Auch die Aufführung des Oratoriums Belshazzar - als Co-Produktion mit dem RIAS-Kammerchor - in der St Johannis-Kirche wurde nicht zu dem großen Ereignis, das man vielleicht erwartet hatte. Ganz hervorragend waren allerdings der RIAS-Kammerchor* und die Solisten Lynne Dawson (Nitocris) und James Bowman* (Daniel). Adäquat besetzt waren auch Robert Chafin* als Belshazzar und Nathan Berg* als Gobrias, während die Partie des Cyrus mit Eirian James* eindeutig unterbesetzt war (so zumindest der live-Eindruck). Marcus Creed* sorgte, zusammen mit der Akademie für Alte Musik Berlin, für eine zum Teil sehr spannende Aufführung, die aber vor allem von den großen Chorszenen lebte.

Daß es während dieser Festspiele doch noch zu einem uneingeschränkten Höhepunkt kam, ist dem Ensemble Concerto Köln zu verdanken. Was sie in dem Orchesterkonzert in der Aula am Wilhelmsplatz zu Gehör brachten, ließ die Orchesterleistungen des vorher Gehörten in noch kritischerem Licht erscheinen.
Gerald Hambitzer* war dabei der behende Solist in den beiden Orgelkonzerten von Händel (op. 7 Nr. 4 d-moll und op. 13 Nr. 4 F-dur) und Cordula Breuer* und Martin Sandhoff* im Konzert für Blockflöte, Traversflöte und B.c. e-moll von G. Ph. Telemann und dem Adagio und Fuge d-moll für 2 Flöten und Streicher (Falck 65) von Wilhelm Friedemann Bach. Den Abschluß des offiziellen Programms bildete die Sinfonie op. 6 Nr. 6 g-moll von Johann Christian Bach. Das Concerto Köln bedankte sich beim restlos begeisterten Publikum erfreulicherweise noch mit einigen Zugaben.
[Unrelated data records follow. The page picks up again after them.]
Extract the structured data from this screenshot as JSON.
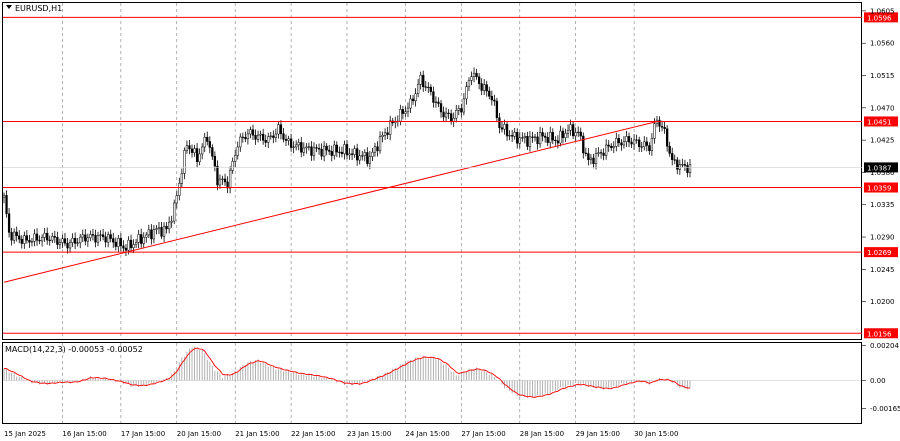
{
  "window": {
    "symbol_label": "EURUSD,H1"
  },
  "indicator": {
    "label": "MACD(14,22,3) -0.00053 -0.00052"
  },
  "colors": {
    "background": "#ffffff",
    "candle": "#000000",
    "level": "#ff0000",
    "trendline": "#ff0000",
    "macd_hist": "#a9a9a9",
    "macd_signal": "#ff0000",
    "grid": "#7f7f7f",
    "current_price_bg": "#000000"
  },
  "chart_data": [
    {
      "type": "candlestick",
      "title": "EURUSD,H1",
      "x_tick_labels": [
        "15 Jan 2025",
        "16 Jan 15:00",
        "17 Jan 15:00",
        "20 Jan 15:00",
        "21 Jan 15:00",
        "22 Jan 15:00",
        "23 Jan 15:00",
        "24 Jan 15:00",
        "27 Jan 15:00",
        "28 Jan 15:00",
        "29 Jan 15:00",
        "30 Jan 15:00"
      ],
      "y_tick_labels": [
        "1.0605",
        "1.0560",
        "1.0515",
        "1.0470",
        "1.0425",
        "1.0380",
        "1.0335",
        "1.0290",
        "1.0245",
        "1.0200"
      ],
      "ylim": [
        1.0148,
        1.0616
      ],
      "grid": true,
      "current_price": "1.0387",
      "price_anchors": [
        {
          "x": 0,
          "price": 1.0345
        },
        {
          "x": 2,
          "price": 1.0295
        },
        {
          "x": 8,
          "price": 1.0285
        },
        {
          "x": 17,
          "price": 1.029
        },
        {
          "x": 25,
          "price": 1.028
        },
        {
          "x": 32,
          "price": 1.029
        },
        {
          "x": 40,
          "price": 1.029
        },
        {
          "x": 48,
          "price": 1.0275
        },
        {
          "x": 55,
          "price": 1.029
        },
        {
          "x": 60,
          "price": 1.03
        },
        {
          "x": 64,
          "price": 1.03
        },
        {
          "x": 67,
          "price": 1.033
        },
        {
          "x": 72,
          "price": 1.042
        },
        {
          "x": 76,
          "price": 1.04
        },
        {
          "x": 80,
          "price": 1.043
        },
        {
          "x": 84,
          "price": 1.037
        },
        {
          "x": 88,
          "price": 1.0365
        },
        {
          "x": 92,
          "price": 1.042
        },
        {
          "x": 96,
          "price": 1.0435
        },
        {
          "x": 100,
          "price": 1.043
        },
        {
          "x": 104,
          "price": 1.0425
        },
        {
          "x": 108,
          "price": 1.044
        },
        {
          "x": 112,
          "price": 1.042
        },
        {
          "x": 120,
          "price": 1.0412
        },
        {
          "x": 128,
          "price": 1.041
        },
        {
          "x": 134,
          "price": 1.041
        },
        {
          "x": 138,
          "price": 1.0405
        },
        {
          "x": 144,
          "price": 1.04
        },
        {
          "x": 148,
          "price": 1.0425
        },
        {
          "x": 152,
          "price": 1.0445
        },
        {
          "x": 156,
          "price": 1.046
        },
        {
          "x": 160,
          "price": 1.0475
        },
        {
          "x": 164,
          "price": 1.051
        },
        {
          "x": 168,
          "price": 1.049
        },
        {
          "x": 172,
          "price": 1.0465
        },
        {
          "x": 176,
          "price": 1.0455
        },
        {
          "x": 180,
          "price": 1.047
        },
        {
          "x": 184,
          "price": 1.052
        },
        {
          "x": 188,
          "price": 1.05
        },
        {
          "x": 192,
          "price": 1.0485
        },
        {
          "x": 195,
          "price": 1.0445
        },
        {
          "x": 200,
          "price": 1.043
        },
        {
          "x": 206,
          "price": 1.0425
        },
        {
          "x": 212,
          "price": 1.043
        },
        {
          "x": 218,
          "price": 1.0425
        },
        {
          "x": 222,
          "price": 1.044
        },
        {
          "x": 226,
          "price": 1.0435
        },
        {
          "x": 230,
          "price": 1.0395
        },
        {
          "x": 236,
          "price": 1.041
        },
        {
          "x": 240,
          "price": 1.042
        },
        {
          "x": 246,
          "price": 1.0425
        },
        {
          "x": 250,
          "price": 1.042
        },
        {
          "x": 254,
          "price": 1.0415
        },
        {
          "x": 257,
          "price": 1.0455
        },
        {
          "x": 260,
          "price": 1.0435
        },
        {
          "x": 263,
          "price": 1.0395
        },
        {
          "x": 267,
          "price": 1.0388
        },
        {
          "x": 270,
          "price": 1.0387
        }
      ],
      "trendline": {
        "from": {
          "x": 0,
          "price": 1.0227
        },
        "to": {
          "x": 257,
          "price": 1.0451
        }
      },
      "levels": [
        {
          "label": "1.0596",
          "price": 1.0596
        },
        {
          "label": "1.0451",
          "price": 1.0451
        },
        {
          "label": "1.0359",
          "price": 1.0359
        },
        {
          "label": "1.0269",
          "price": 1.0269
        },
        {
          "label": "1.0156",
          "price": 1.0156
        }
      ]
    },
    {
      "type": "histogram+line",
      "title": "MACD(14,22,3) -0.00053 -0.00052",
      "y_tick_labels": [
        "0.00204",
        "0.00",
        "-0.00165"
      ],
      "ylim": [
        -0.0025,
        0.0022
      ],
      "hist_anchors": [
        {
          "x": 0,
          "value": 0.0007
        },
        {
          "x": 5,
          "value": 0.0003
        },
        {
          "x": 10,
          "value": -0.0001
        },
        {
          "x": 16,
          "value": -0.0002
        },
        {
          "x": 22,
          "value": -0.0001
        },
        {
          "x": 28,
          "value": -0.0001
        },
        {
          "x": 34,
          "value": 0.0002
        },
        {
          "x": 40,
          "value": 0.0001
        },
        {
          "x": 46,
          "value": -0.0001
        },
        {
          "x": 50,
          "value": -0.0003
        },
        {
          "x": 55,
          "value": -0.0003
        },
        {
          "x": 60,
          "value": -0.0001
        },
        {
          "x": 64,
          "value": 0.0001
        },
        {
          "x": 67,
          "value": 0.0005
        },
        {
          "x": 70,
          "value": 0.0013
        },
        {
          "x": 74,
          "value": 0.002
        },
        {
          "x": 78,
          "value": 0.0018
        },
        {
          "x": 82,
          "value": 0.0008
        },
        {
          "x": 86,
          "value": 0.0002
        },
        {
          "x": 90,
          "value": 0.0004
        },
        {
          "x": 95,
          "value": 0.001
        },
        {
          "x": 100,
          "value": 0.0012
        },
        {
          "x": 105,
          "value": 0.0008
        },
        {
          "x": 110,
          "value": 0.0006
        },
        {
          "x": 116,
          "value": 0.0004
        },
        {
          "x": 122,
          "value": 0.0003
        },
        {
          "x": 128,
          "value": 0.0001
        },
        {
          "x": 134,
          "value": -0.0002
        },
        {
          "x": 140,
          "value": -0.0002
        },
        {
          "x": 145,
          "value": 0.0001
        },
        {
          "x": 150,
          "value": 0.0004
        },
        {
          "x": 155,
          "value": 0.0008
        },
        {
          "x": 160,
          "value": 0.0012
        },
        {
          "x": 165,
          "value": 0.0014
        },
        {
          "x": 170,
          "value": 0.0013
        },
        {
          "x": 174,
          "value": 0.0009
        },
        {
          "x": 178,
          "value": 0.0003
        },
        {
          "x": 182,
          "value": 0.0006
        },
        {
          "x": 186,
          "value": 0.0007
        },
        {
          "x": 190,
          "value": 0.0005
        },
        {
          "x": 194,
          "value": 0.0001
        },
        {
          "x": 197,
          "value": -0.0004
        },
        {
          "x": 202,
          "value": -0.0009
        },
        {
          "x": 208,
          "value": -0.001
        },
        {
          "x": 214,
          "value": -0.0008
        },
        {
          "x": 220,
          "value": -0.0004
        },
        {
          "x": 226,
          "value": -0.0002
        },
        {
          "x": 232,
          "value": -0.0004
        },
        {
          "x": 238,
          "value": -0.0005
        },
        {
          "x": 244,
          "value": -0.0002
        },
        {
          "x": 250,
          "value": 0.0
        },
        {
          "x": 254,
          "value": -0.0002
        },
        {
          "x": 257,
          "value": 0.0001
        },
        {
          "x": 262,
          "value": 0.0
        },
        {
          "x": 266,
          "value": -0.0004
        },
        {
          "x": 270,
          "value": -0.0005
        }
      ]
    }
  ]
}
Einen weiteren Höhepunkt bildete das 2. Nachtkonzert in der St. Marien-Kirche. Hierbei demonstrierte das Wilhelmshavener Vokalensemble unter der umsichtigen Leitung von Ralf Popken auch seine a cappella-Qualitäten. Tonschönheit, saubere Intonation und die musikalisch differenzierte Ausgestaltung prägten die Interpretationen der Werke von Zachow, Kuhnau, Johann Ludwig Bach, Altnickol, und J. S. Bach. Komplettiert wurde das Programm durch Nicolas McGegan, der Cembalowerke von Händel, Kuhnau und Telemann spielte.

Außerdem wurde am Sonntag ein ökomenischer Festgottesdienst in der St Paulus-Kirche gefeiert, in denen von Pfarrer Norbert Hübner und Pastor Dr. Ernst Arfken sowohl kirchliche, als auch musikalische Aspekte als für den Menschen maßgebliche Faktoren angesprochen wurden. Musikalisch gestaltet wurde der Gottesdienst durch einzelne - der Liturgie entsprechende -Sätze aus Händels Messias, ausgeführt vom Singkreis St. Paulus und der Akademischen Orchestervereinigung unter der Leitung von Jörg Küchenmeister .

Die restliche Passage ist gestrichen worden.